Two e-liquid makers who were appealing their MDOs were granted petitions for review by the same appeals court on January 3. The court chastised the FDA for its careless regulatory actions and ordered further reviews of the premarket tobacco applications (PMTAs) filed by Triton Distribution and Vapetasia.
FDA's Initial Rejection of Open-System Vapes in Marketing
All of the SMOK items that the FDA rejected are open-system products, which means that e-liquid is not a part of them. There are no open-system products on the short list of FDA-approved vaping items, not even gadgets, accessories, or bottled e-liquid.
The FDA has refrained from making decisions regarding PMTAs for standalone hardware up to this point, preferring to concentrate on disposables and prefilled pod and cartridge-based devices that are typically found in convenience stores and gas stations. Customers at vape shops and online prefer open-system devices.
The FDA defines "tobacco products" as nicotine-containing vape goods, but the MDO raises intriguing concerns regarding the FDA Deeming Rule, which asserts regulatory power over standalone vaping devices and their "components and parts."
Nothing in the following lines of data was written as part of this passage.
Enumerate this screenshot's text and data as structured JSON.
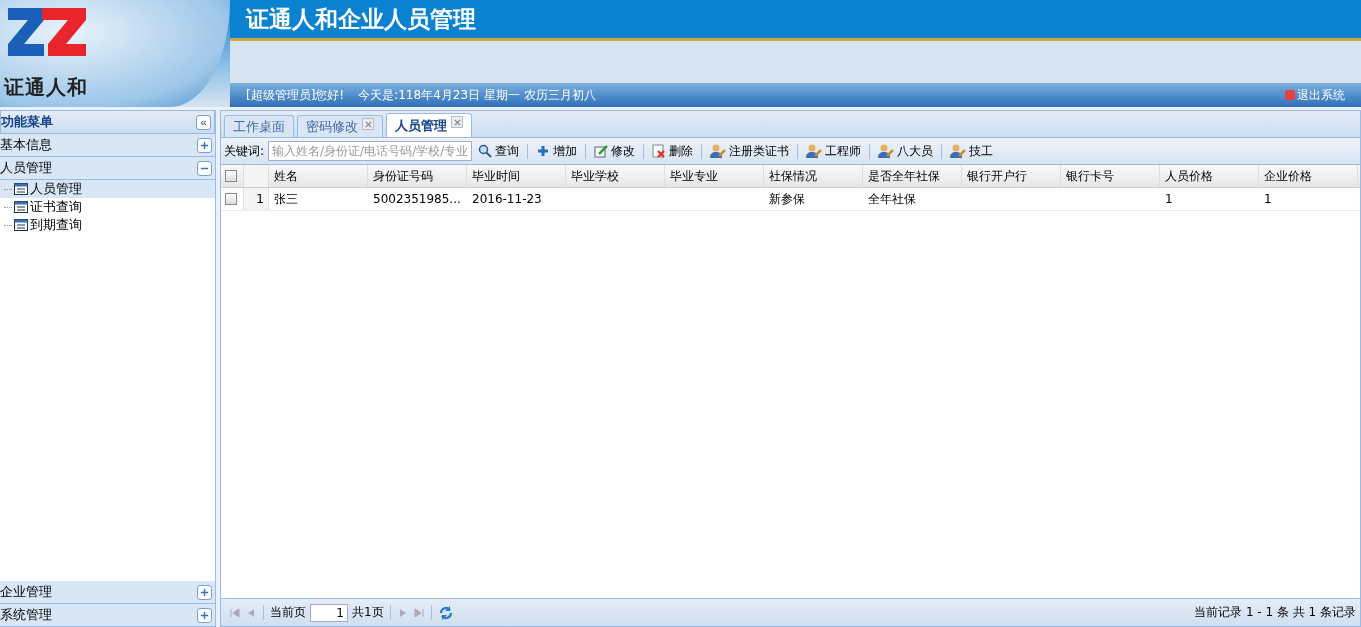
{
  "header": {
    "logo_text": "证通人和",
    "title": "证通人和企业人员管理",
    "greeting": "[超级管理员]您好!",
    "date": "今天是:118年4月23日 星期一 农历三月初八",
    "logout": "退出系统"
  },
  "sidebar": {
    "title": "功能菜单",
    "collapse_glyph": "«",
    "sections": [
      {
        "label": "基本信息",
        "expanded": false
      },
      {
        "label": "人员管理",
        "expanded": true,
        "items": [
          {
            "label": "人员管理",
            "selected": true
          },
          {
            "label": "证书查询",
            "selected": false
          },
          {
            "label": "到期查询",
            "selected": false
          }
        ]
      },
      {
        "label": "企业管理",
        "expanded": false
      },
      {
        "label": "系统管理",
        "expanded": false
      }
    ]
  },
  "tabs": [
    {
      "label": "工作桌面",
      "selected": false,
      "closable": false
    },
    {
      "label": "密码修改",
      "selected": false,
      "closable": true
    },
    {
      "label": "人员管理",
      "selected": true,
      "closable": true
    }
  ],
  "toolbar": {
    "keyword_label": "关键词:",
    "search": {
      "placeholder": "输入姓名/身份证/电话号码/学校/专业"
    },
    "buttons": [
      {
        "label": "查询",
        "kind": "search"
      },
      {
        "label": "增加",
        "kind": "add"
      },
      {
        "label": "修改",
        "kind": "edit"
      },
      {
        "label": "删除",
        "kind": "delete"
      },
      {
        "label": "注册类证书",
        "kind": "person"
      },
      {
        "label": "工程师",
        "kind": "person"
      },
      {
        "label": "八大员",
        "kind": "person"
      },
      {
        "label": "技工",
        "kind": "person"
      }
    ]
  },
  "table": {
    "all_checked": false,
    "columns": [
      "姓名",
      "身份证号码",
      "毕业时间",
      "毕业学校",
      "毕业专业",
      "社保情况",
      "是否全年社保",
      "银行开户行",
      "银行卡号",
      "人员价格",
      "企业价格"
    ],
    "rows": [
      {
        "number": "1",
        "checked": false,
        "cells": [
          "张三",
          "5002351985...",
          "2016-11-23",
          "",
          "",
          "新参保",
          "全年社保",
          "",
          "",
          "1",
          "1"
        ]
      }
    ]
  },
  "pager": {
    "page_label": "当前页",
    "page": "1",
    "total_pages": "共1页",
    "summary": "当前记录 1 - 1 条 共 1 条记录"
  }
}
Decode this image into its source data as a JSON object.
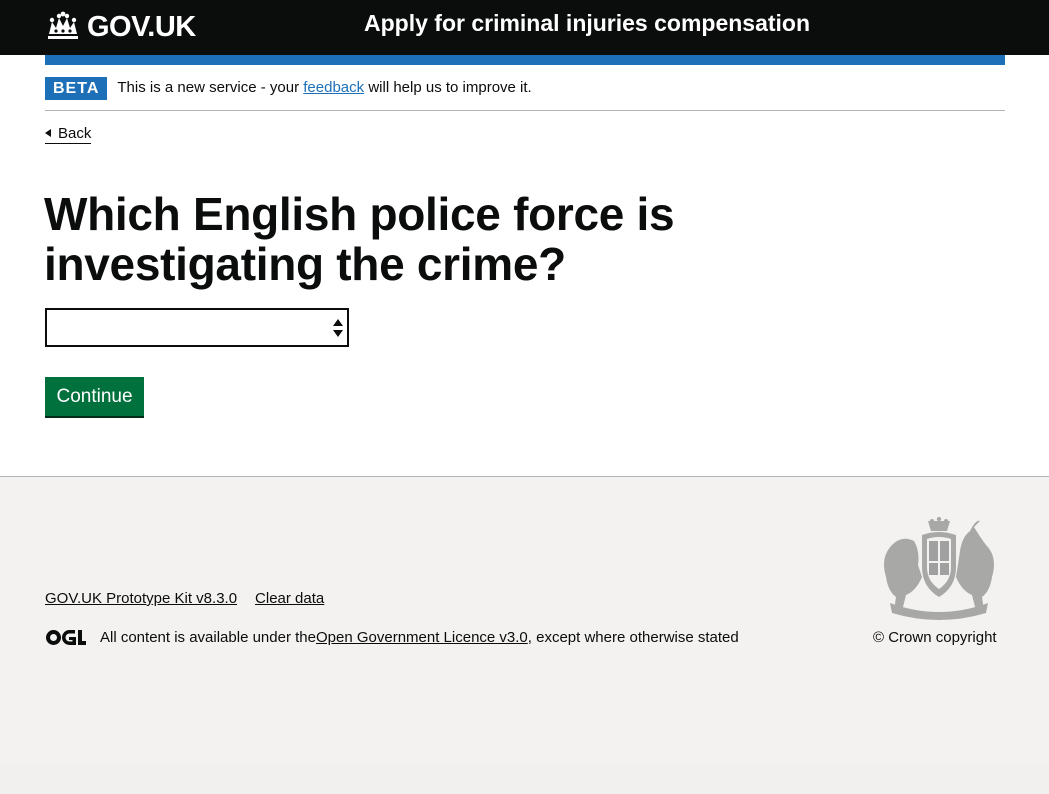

CBD e-liquid and other non-nicotine products that are not subject to FDA Center for Tobacco Products regulation can also be used with open-system vaping systems.
SMOK Invests $30 Million in PMTA Submissions
"Robust harmful and potentially harmful constituent aerosol testing, in vitro toxicology testing and toxicological analysis, accelerated and 24-month storage and stability testing, and rigorous clinical pharmacokinetic studies to test the products' potential abuse liability profiles" are just a few of the more than 600,000 pages of evidence that SMOK produced during the course of completing PMTAs for the denied products, according to a press release from the company.
According to Welfer Ouyang, CEO of SMOK's parent company Shenzhen IVPS Technology Co., Ltd., "We are very concerned that the FDA is cherry-picking isolated data from testing of the devices with e-liquid formulations that the products’ instruction manuals specifically warn are not compatible with these devices, and ignoring the overwhelmingly positive toxicological and safety profile of these products to justify issuing a marketing denial order on these open-system devices that are sold without any nicotine-containing e-liquid."
Additionally, SMOK noted in a news release that the FDA had made false statements regarding the use of SMOK-brand items by minors, suggesting that a much higher number of middle and high school pupils than really used SMOK.